16 de marzo de 2012

Santa Fe. El río que trae y que lleva - Paraná. Biografía de un Río (Cap 5)



Capítulo 5:

Las cuarenta horas de navegación entre Rosario y Santa Fe son, para la tripulación del Paraná Rangá, el aprendizaje de la lentitud. El historietista Pere Juan lo define lacónicamente: "¿Qué pasa? No pasa nada". Pero sí pasa: el tiempo, el río y el paisaje de islas del pre delta cambian continuamente, sólo que lo hacen tan despacio que la modificación es imperceptible para el ojo humano en el corto plazo. Las historias de barcos hundidos que, con el correr de los años, se transforman en islotes lo confirman. En "El río sin orillas", Juan José Saer describió la formación de una isla frente a la casa de Juan L. Ortíz. Primero fue un punto, un pequeño montículo en el medio del agua; casi 20 años después, una nave de tierra y árboles que resiste la corriente del Paraná.

Contra la corriente el barco llega a Santa Fe de la Vera Cruz, la ciudad refundada. En 1573, Juan de Garay la fundó en un sitio en el que las inundaciones, las plagas de langostas y los embates de los indígenas obligaron a trasladarla 80 años después. Esa mudanza reprodujo, en el nuevo lugar, casi exactamente la distribución de seis por once manzanas de la ciudad vieja: la iglesia, la plaza, los edificios importantes, todos ocupando el mismo espacio en la planta.

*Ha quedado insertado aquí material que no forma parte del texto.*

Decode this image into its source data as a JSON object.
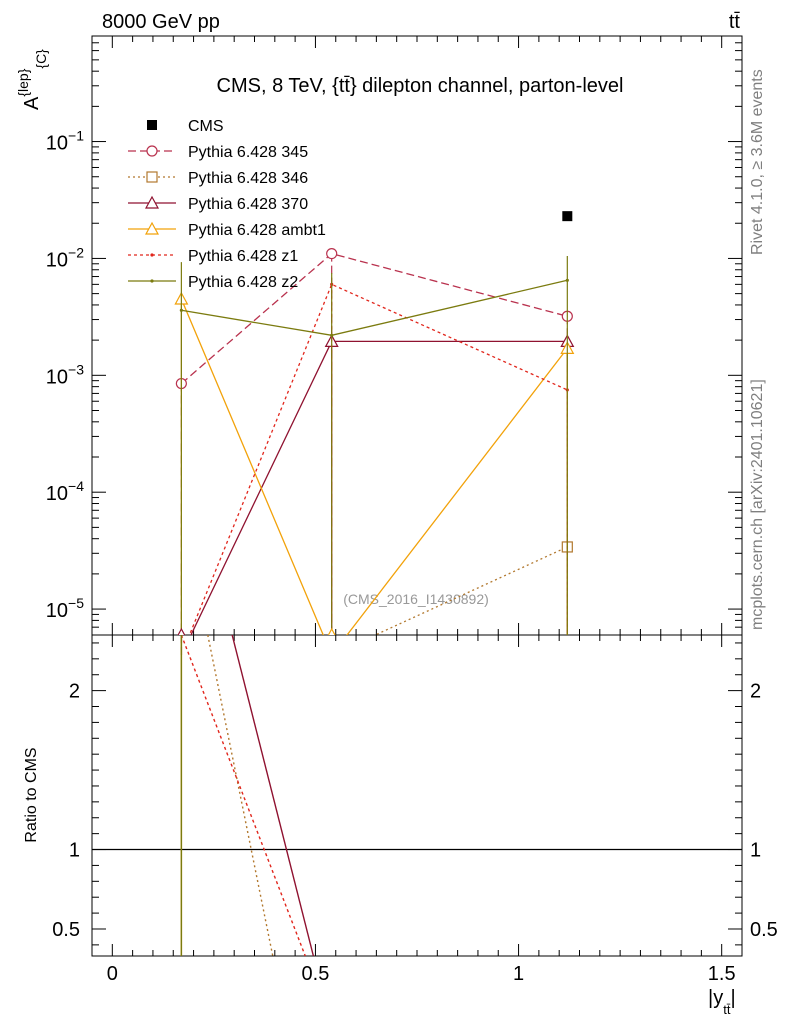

Durante dos siglos, la ciudad nueva creció sin prestarle atención a los cauces de agua que la rodeaban, hasta que el puerto empezó a ser fuente de prosperidad económica y así empezó el vínculo. El río, los ríos, fueron entonces amigos y enemigos de Santa Fe. Trece crecidas importantes a lo largo del siglo XX dan testimonio de esta relación marcada por épocas de progreso y por épocas de pérdidas. La ciudad se expandió ocupando tierras inundables, y el río se encargó de recordárselo. Incluso, en 1983, arrastró a su símbolo, el Puente Colgante, hasta derribarlo. El río sin orrillas de Saer se manifiesta de maneras misteriosas, tanto en la fuerza de la correntada como en la lentitud de las tardes en los patios de Colastiné, donde parece que no pasa nada, pero pasa.